We can infer from this proliferation of identifiers that the English language, as influenced by the Spanish language, has been searching for a viable, pan-ethnic alternative that encompasses all the intersectional identities a Latin person might claim, including gender.
Governor Sanders’ executive order claims that Latinx is a “culturally insensitive and pejorative” word and that, according to Pew Research, “only three percent of American Latinos and Hispanics use the word ‘Latinx’ to describe themselves,” so therefore it must be banned from state government official use.
Her office also cites Real Academia Española, a Madrid-based institution which governs the Spanish language to insist that “x” has been “officially” rejected as an alternative to “o” or “a” in Spanish. Yet why is the governor consulting a language academy in Spain to dictate government policy in Arkansas? Is the governor not aware that languages, both English and Spanish, continue to evolve and influence one another?

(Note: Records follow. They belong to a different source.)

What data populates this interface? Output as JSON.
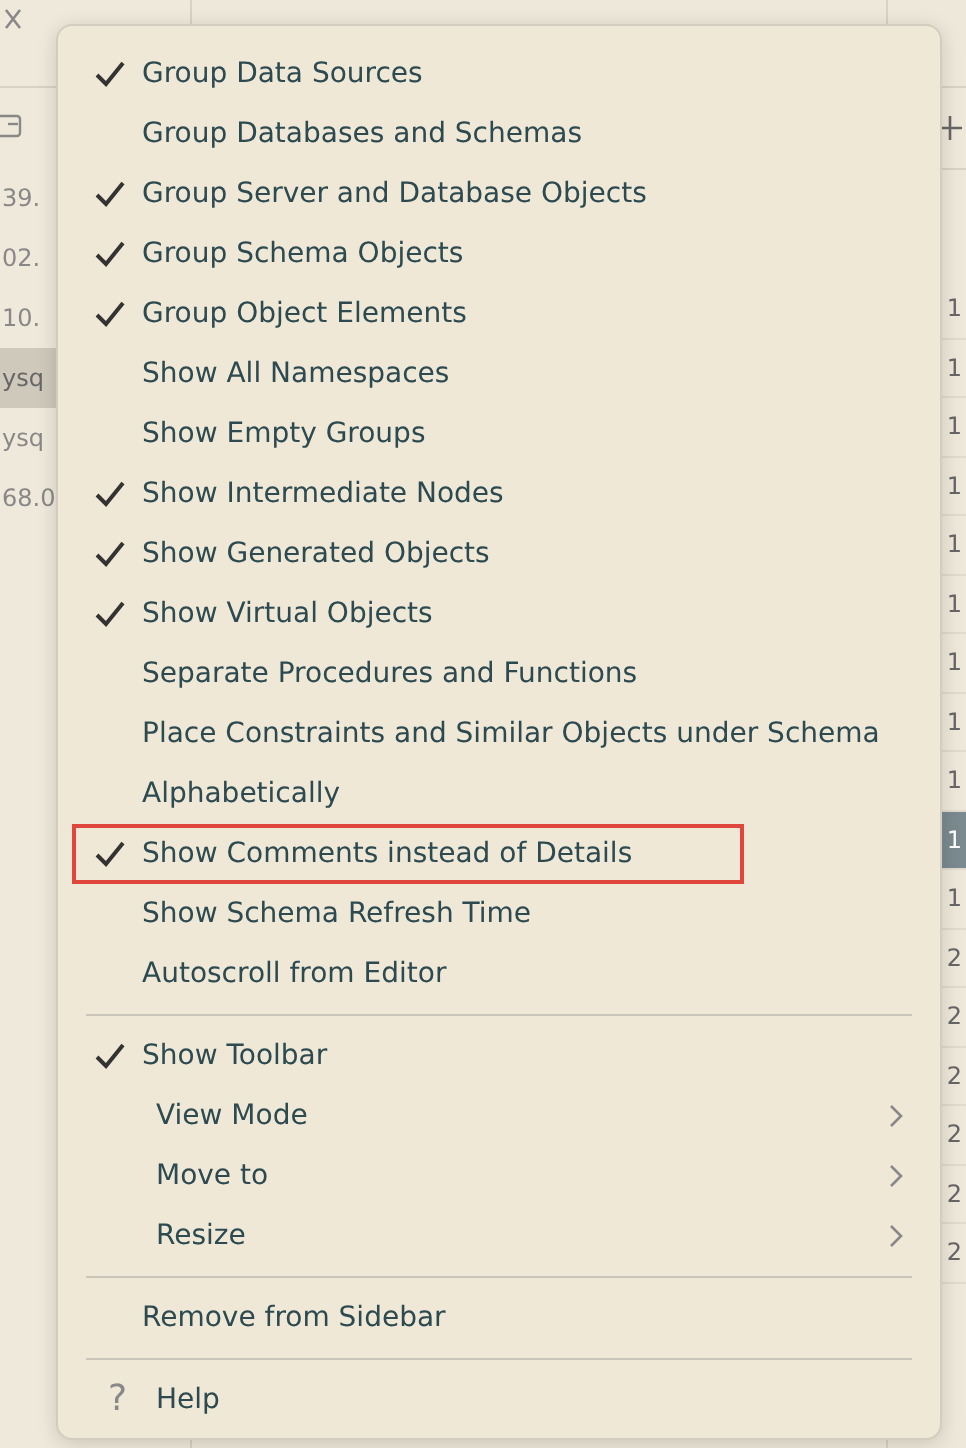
{
  "sidebar": {
    "items": [
      {
        "text": "39.",
        "selected": false
      },
      {
        "text": "02.",
        "selected": false
      },
      {
        "text": "10.",
        "selected": false
      },
      {
        "text": "ysq",
        "selected": true
      },
      {
        "text": "ysq",
        "selected": false
      },
      {
        "text": "68.0",
        "selected": false
      }
    ]
  },
  "grid": {
    "rows": [
      {
        "text": "1",
        "selected": false
      },
      {
        "text": "1",
        "selected": false
      },
      {
        "text": "1",
        "selected": false
      },
      {
        "text": "1",
        "selected": false
      },
      {
        "text": "1",
        "selected": false
      },
      {
        "text": "1",
        "selected": false
      },
      {
        "text": "1",
        "selected": false
      },
      {
        "text": "1",
        "selected": false
      },
      {
        "text": "1",
        "selected": false
      },
      {
        "text": "1",
        "selected": true
      },
      {
        "text": "1",
        "selected": false
      },
      {
        "text": "2",
        "selected": false
      },
      {
        "text": "2",
        "selected": false
      },
      {
        "text": "2",
        "selected": false
      },
      {
        "text": "2",
        "selected": false
      },
      {
        "text": "2",
        "selected": false
      },
      {
        "text": "2",
        "selected": false
      }
    ]
  },
  "menu": {
    "items": [
      {
        "kind": "toggle",
        "label": "Group Data Sources",
        "checked": true,
        "highlighted": false
      },
      {
        "kind": "toggle",
        "label": "Group Databases and Schemas",
        "checked": false,
        "highlighted": false
      },
      {
        "kind": "toggle",
        "label": "Group Server and Database Objects",
        "checked": true,
        "highlighted": false
      },
      {
        "kind": "toggle",
        "label": "Group Schema Objects",
        "checked": true,
        "highlighted": false
      },
      {
        "kind": "toggle",
        "label": "Group Object Elements",
        "checked": true,
        "highlighted": false
      },
      {
        "kind": "toggle",
        "label": "Show All Namespaces",
        "checked": false,
        "highlighted": false
      },
      {
        "kind": "toggle",
        "label": "Show Empty Groups",
        "checked": false,
        "highlighted": false
      },
      {
        "kind": "toggle",
        "label": "Show Intermediate Nodes",
        "checked": true,
        "highlighted": false
      },
      {
        "kind": "toggle",
        "label": "Show Generated Objects",
        "checked": true,
        "highlighted": false
      },
      {
        "kind": "toggle",
        "label": "Show Virtual Objects",
        "checked": true,
        "highlighted": false
      },
      {
        "kind": "toggle",
        "label": "Separate Procedures and Functions",
        "checked": false,
        "highlighted": false
      },
      {
        "kind": "toggle",
        "label": "Place Constraints and Similar Objects under Schema",
        "checked": false,
        "highlighted": false
      },
      {
        "kind": "toggle",
        "label": "Alphabetically",
        "checked": false,
        "highlighted": false
      },
      {
        "kind": "toggle",
        "label": "Show Comments instead of Details",
        "checked": true,
        "highlighted": true
      },
      {
        "kind": "toggle",
        "label": "Show Schema Refresh Time",
        "checked": false,
        "highlighted": false
      },
      {
        "kind": "toggle",
        "label": "Autoscroll from Editor",
        "checked": false,
        "highlighted": false
      },
      {
        "kind": "separator"
      },
      {
        "kind": "toggle",
        "label": "Show Toolbar",
        "checked": true,
        "highlighted": false
      },
      {
        "kind": "submenu",
        "label": "View Mode"
      },
      {
        "kind": "submenu",
        "label": "Move to"
      },
      {
        "kind": "submenu",
        "label": "Resize"
      },
      {
        "kind": "separator"
      },
      {
        "kind": "toggle",
        "label": "Remove from Sidebar",
        "checked": false,
        "highlighted": false
      },
      {
        "kind": "separator"
      },
      {
        "kind": "help",
        "glyph": "?",
        "label": "Help"
      }
    ]
  }
}
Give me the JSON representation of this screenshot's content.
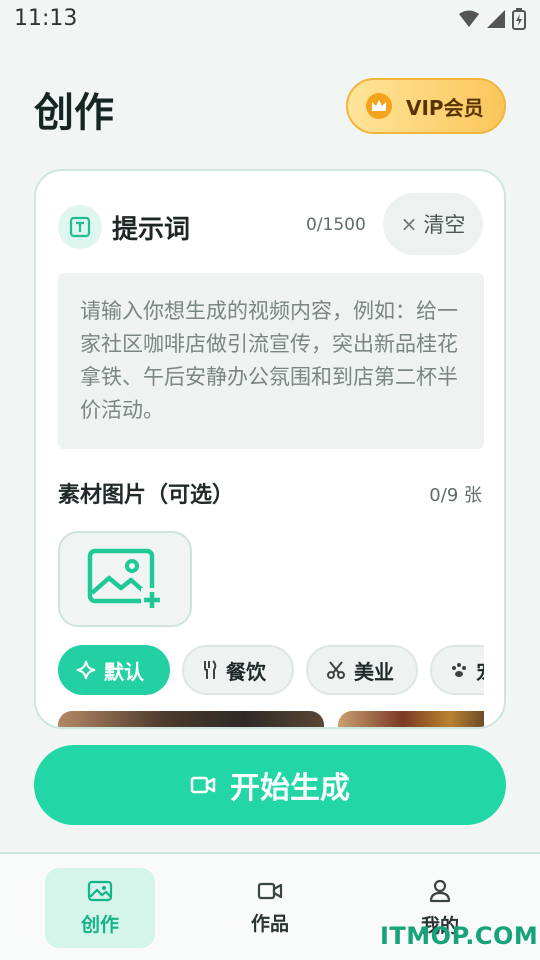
{
  "status_bar": {
    "time": "11:13",
    "icons": [
      "wifi-icon",
      "signal-icon",
      "battery-icon"
    ]
  },
  "header": {
    "title": "创作",
    "vip_label": "VIP会员"
  },
  "prompt": {
    "title": "提示词",
    "char_count": "0/1500",
    "clear_label": "清空",
    "placeholder": "请输入你想生成的视频内容，例如：给一家社区咖啡店做引流宣传，突出新品桂花拿铁、午后安静办公氛围和到店第二杯半价活动。"
  },
  "material": {
    "title": "素材图片（可选）",
    "count": "0/9 张"
  },
  "categories": [
    {
      "label": "默认",
      "icon": "sparkle-icon",
      "active": true
    },
    {
      "label": "餐饮",
      "icon": "fork-knife-icon",
      "active": false
    },
    {
      "label": "美业",
      "icon": "scissors-icon",
      "active": false
    },
    {
      "label": "宠",
      "icon": "paw-icon",
      "active": false
    }
  ],
  "start_button_label": "开始生成",
  "bottom_nav": [
    {
      "label": "创作",
      "icon": "image-icon",
      "active": true
    },
    {
      "label": "作品",
      "icon": "video-icon",
      "active": false
    },
    {
      "label": "我的",
      "icon": "user-icon",
      "active": false
    }
  ],
  "watermark": "ITMOP.COM",
  "colors": {
    "accent": "#22d6a5",
    "vip_gold": "#fbc65b",
    "background": "#f1f5f4"
  }
}
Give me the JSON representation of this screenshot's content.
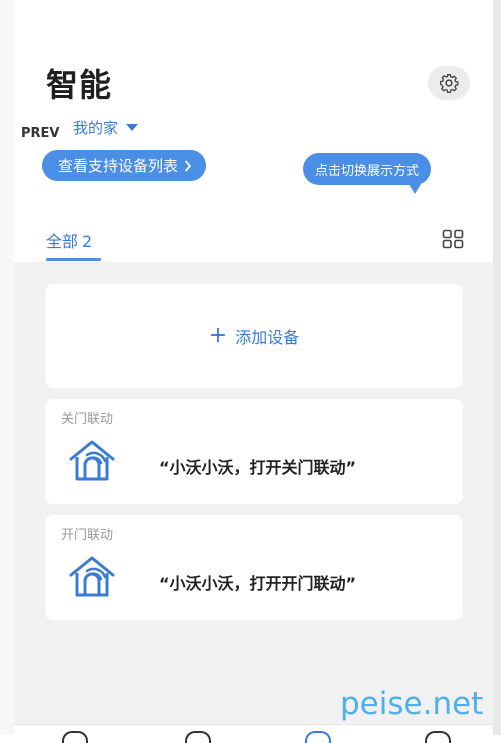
{
  "header": {
    "title": "智能",
    "prev_label": "PREV",
    "home_selector": "我的家",
    "device_list_button": "查看支持设备列表",
    "tooltip": "点击切换展示方式"
  },
  "tabs": [
    {
      "label": "全部",
      "count": "2"
    }
  ],
  "add_device": {
    "label": "添加设备"
  },
  "scenes": [
    {
      "name": "关门联动",
      "command": "“小沃小沃，打开关门联动”"
    },
    {
      "name": "开门联动",
      "command": "“小沃小沃，打开开门联动”"
    }
  ],
  "watermark": "peise.net",
  "colors": {
    "accent": "#3a7bd5",
    "button_bg": "#4b8ee6",
    "content_bg": "#f1f1f1"
  },
  "icons": [
    "gear-icon",
    "caret-down-icon",
    "chevron-right-icon",
    "grid-view-icon",
    "plus-icon",
    "smart-home-icon"
  ]
}
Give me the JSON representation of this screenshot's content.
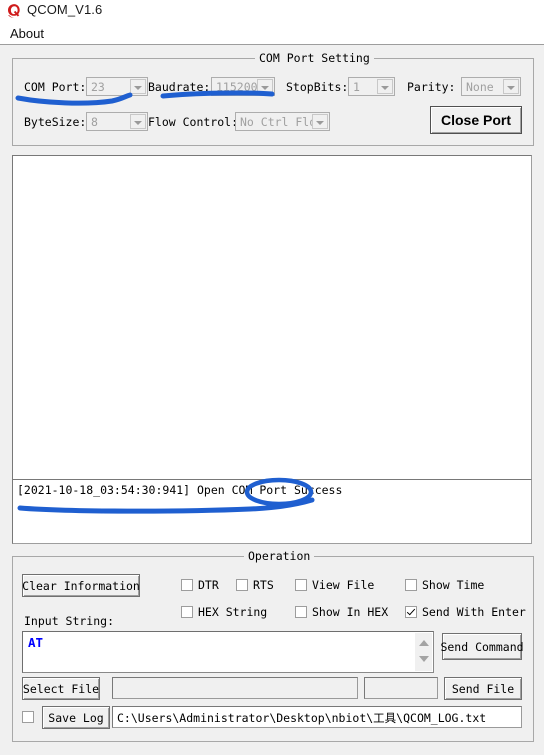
{
  "window": {
    "title": "QCOM_V1.6",
    "icon": "qualcomm-q-logo"
  },
  "menubar": {
    "items": [
      {
        "label": "About"
      }
    ]
  },
  "com_port_setting": {
    "group_title": "COM Port Setting",
    "fields": [
      {
        "label": "COM Port:",
        "value": "23",
        "enabled": false
      },
      {
        "label": "Baudrate:",
        "value": "115200",
        "enabled": false
      },
      {
        "label": "StopBits:",
        "value": "1",
        "enabled": false
      },
      {
        "label": "Parity:",
        "value": "None",
        "enabled": false
      },
      {
        "label": "ByteSize:",
        "value": "8",
        "enabled": false
      },
      {
        "label": "Flow Control:",
        "value": "No Ctrl Flow",
        "enabled": false
      }
    ],
    "close_port_button": "Close Port"
  },
  "output": {
    "text": ""
  },
  "status": {
    "line": "[2021-10-18_03:54:30:941] Open COM Port Success"
  },
  "operation": {
    "group_title": "Operation",
    "clear_button": "Clear Information",
    "input_label": "Input String:",
    "checkboxes": [
      {
        "label": "DTR",
        "checked": false
      },
      {
        "label": "RTS",
        "checked": false
      },
      {
        "label": "View File",
        "checked": false
      },
      {
        "label": "Show Time",
        "checked": false
      },
      {
        "label": "HEX String",
        "checked": false
      },
      {
        "label": "Show In HEX",
        "checked": false
      },
      {
        "label": "Send With Enter",
        "checked": true
      }
    ],
    "input_value": "AT",
    "send_command_button": "Send Command",
    "select_file_button": "Select File",
    "file_path_value": "",
    "file_size_value": "",
    "send_file_button": "Send File",
    "save_log_checked": false,
    "save_log_button": "Save Log",
    "log_path_value": "C:\\Users\\Administrator\\Desktop\\nbiot\\工具\\QCOM_LOG.txt"
  },
  "annotations": {
    "color": "#1f5fd0",
    "marks": [
      {
        "name": "underline-com-port",
        "shape": "stroke"
      },
      {
        "name": "underline-baudrate",
        "shape": "stroke"
      },
      {
        "name": "underline-status-line",
        "shape": "stroke"
      },
      {
        "name": "circle-success",
        "shape": "ellipse"
      }
    ]
  }
}
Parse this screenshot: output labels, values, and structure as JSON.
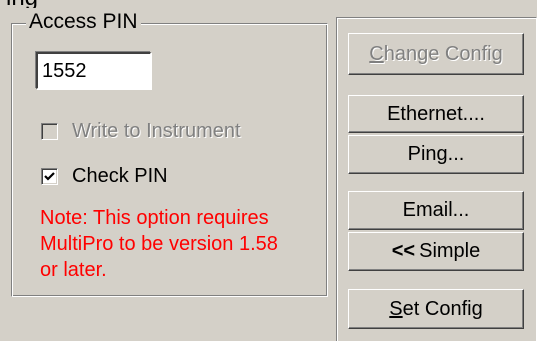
{
  "window": {
    "top_clipped_text": "ing"
  },
  "access_pin": {
    "group_title": "Access PIN",
    "pin_value": "1552",
    "write_to_instrument": {
      "label": "Write to Instrument",
      "checked": false,
      "enabled": false
    },
    "check_pin": {
      "label": "Check PIN",
      "checked": true,
      "enabled": true
    },
    "note_lines": [
      "Note: This option requires",
      "MultiPro to be version 1.58",
      "or later."
    ]
  },
  "buttons": {
    "change_config": {
      "mnemonic": "C",
      "rest": "hange Config",
      "enabled": false
    },
    "ethernet": {
      "label": "Ethernet...."
    },
    "ping": {
      "label": "Ping..."
    },
    "email": {
      "label": "Email..."
    },
    "simple": {
      "glyph": "<<",
      "label": "Simple"
    },
    "set_config": {
      "mnemonic": "S",
      "rest": "et Config"
    }
  },
  "colors": {
    "face": "#d4d0c8",
    "note_text": "#ff0000",
    "disabled_text": "#808080"
  }
}
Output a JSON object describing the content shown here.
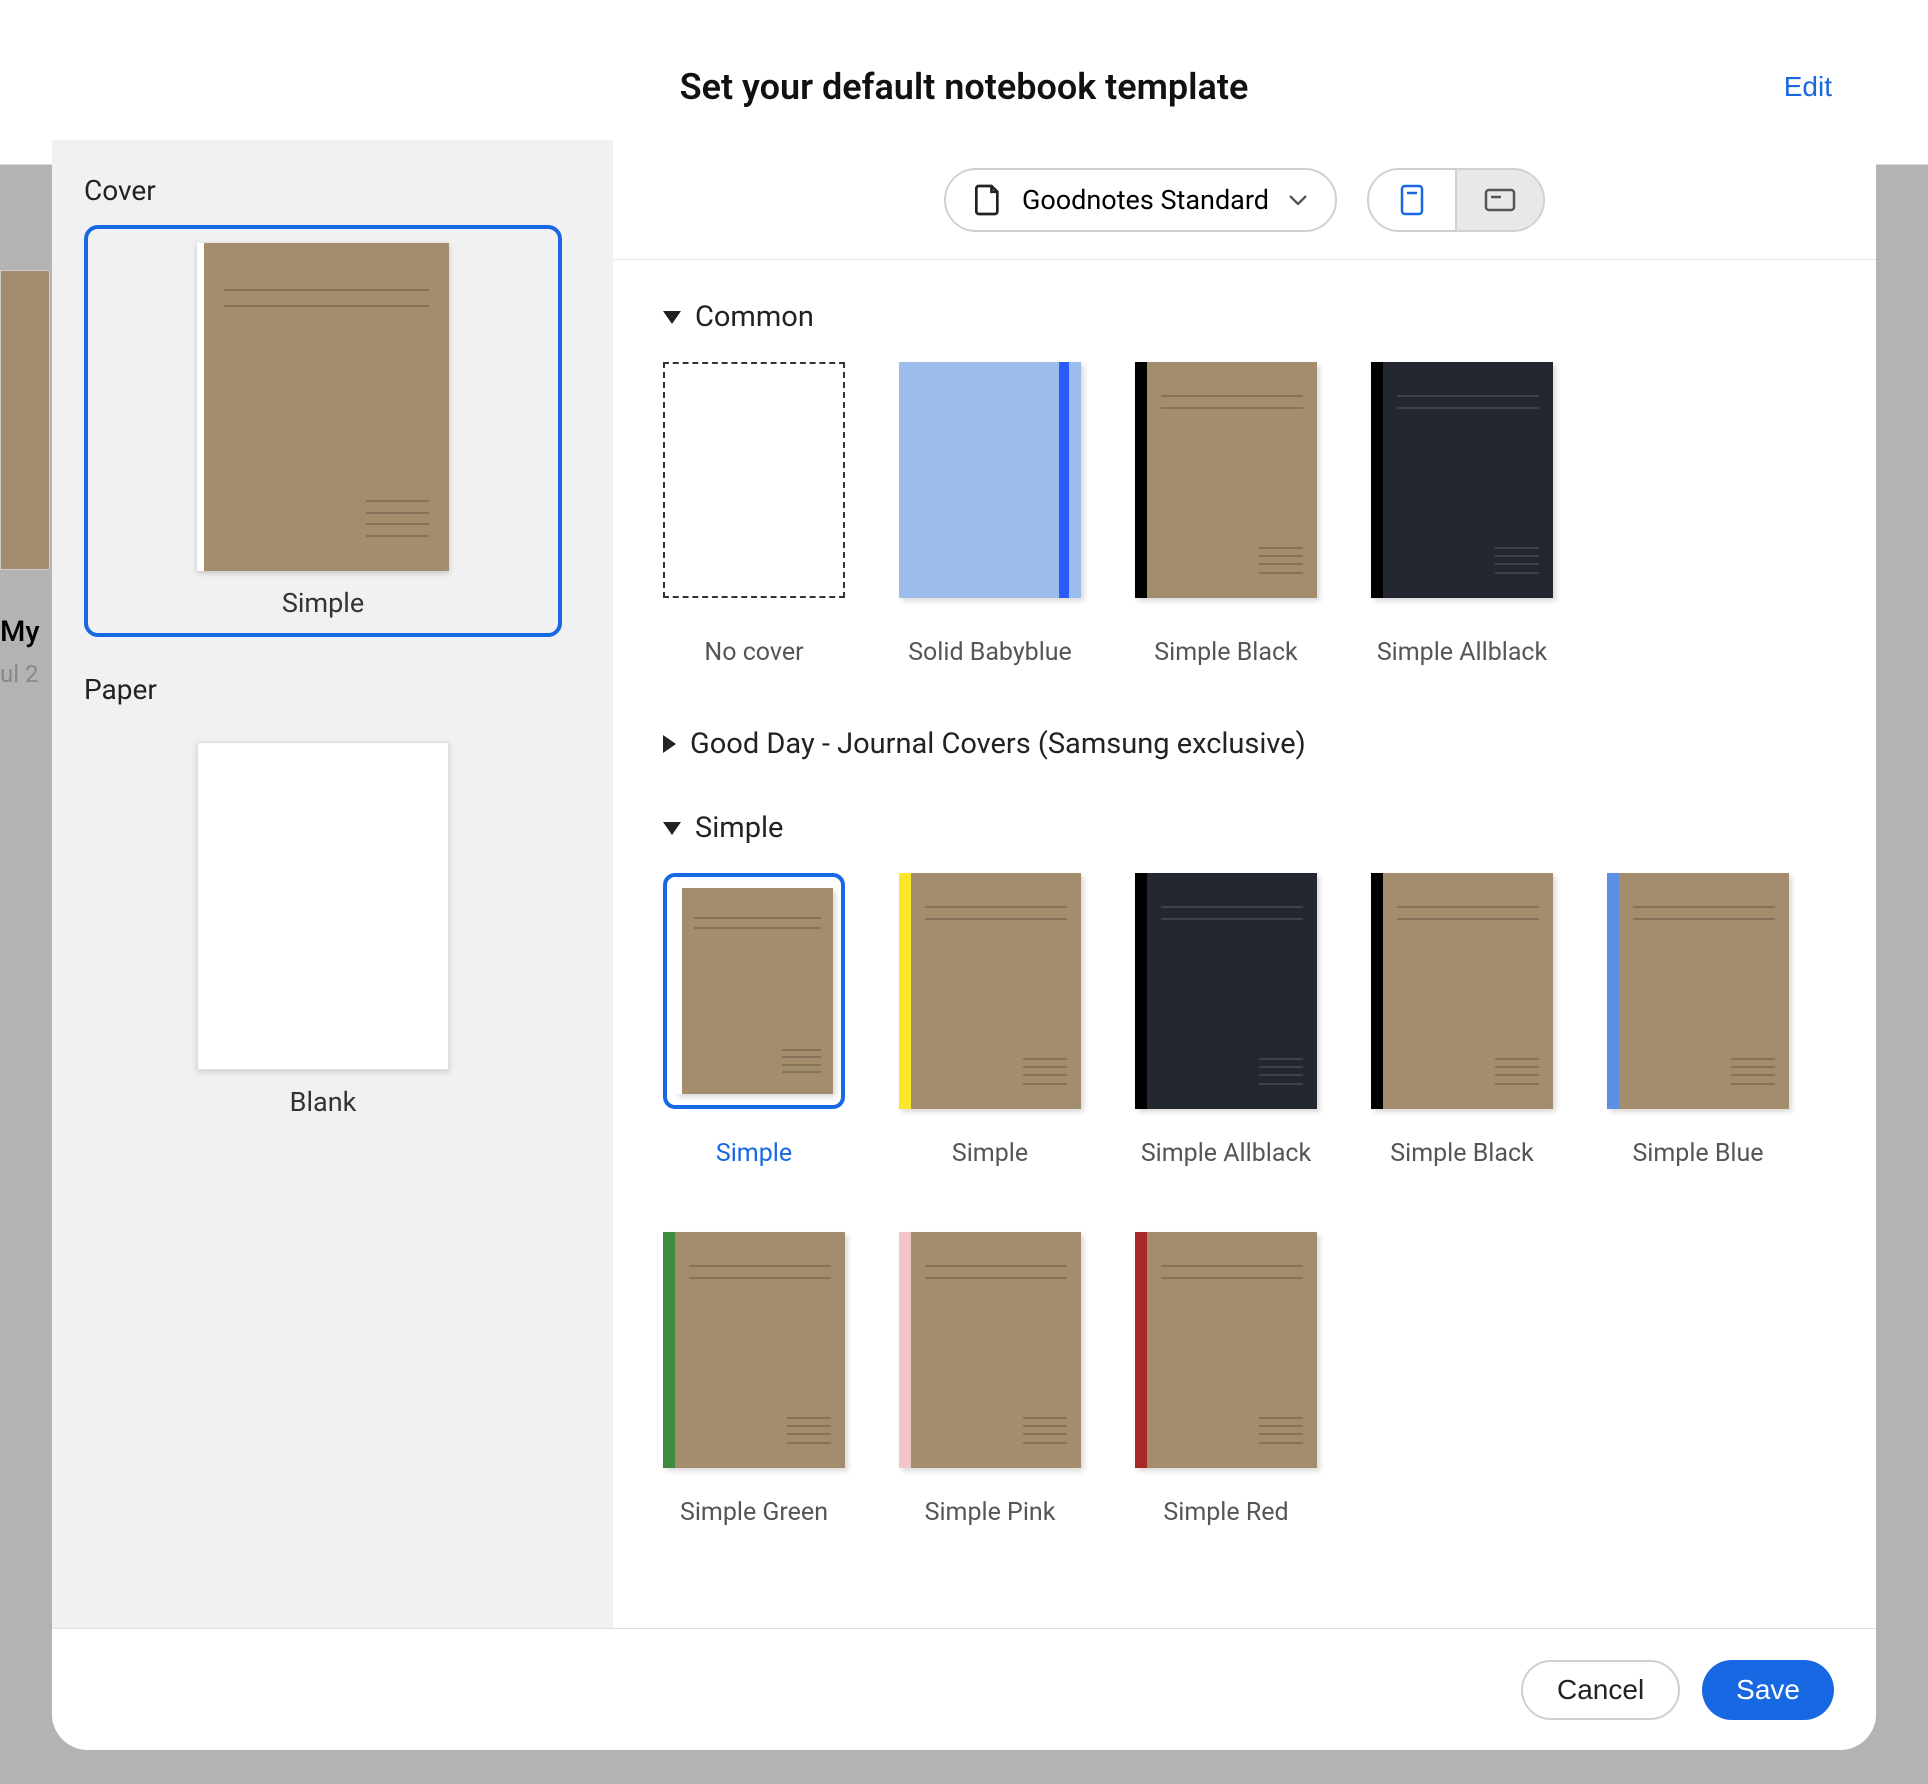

Latinx is a uniquely American-coined term and does not require Spain’s approval for our usage, and some Spanish-speakers in Latin America who seek to make their language more inclusive have adopted the term Latine as a gender-neutral alternative to Latino/Latina.
Those who object to the term Latinx do not have to adopt it for themselves, but if governmental service agencies choose to adopt this term to demonstrate their intention to serve all their constituents, this inclusive choice should not be prohibited.
Governor Sanders claims that her office heard from “Hispanic leaders in the state” before issuing this executive order, but I doubt she consulted members of the Latinx community who are most affected by its callous dismissal of their intersectional identities. Julissa Garza, reporter for KTHV, Channel 11 in Little Rock, did ask some in the community to “define what the word means to them.” Immigrant activist Rosa Velasquez of Little Rock says, “I identify 100% as Mexican, I identify 100% as a woman. But I also identify as Latinx.”
Velasquez goes on to say that for her, Latinx means inclusivity. For others like Rumba Yumba, they explained that the word means being who they are. “I identify as a trans-Latinx immigrant,” said Yumba. “It’s something that encompasses all of who I am. Being trans, being an immigrant, and being undocumented at the time, it was just very challenging to have all those identities at once.”
Though these voices make up a small percentage of the total Latino community in Arkansas, they deserve to be heard and represented by our state government.
Sanders knows that she will face few political costs for prohibiting the use of Latinx in state official business, but this does not diminish her hypocrisy in claiming that the word is “culturally insensitive.” It isn’t. Arkansans are still free to adopt whatever word best suits their identity and origin. This executive order will not diminish the word’s power or purpose.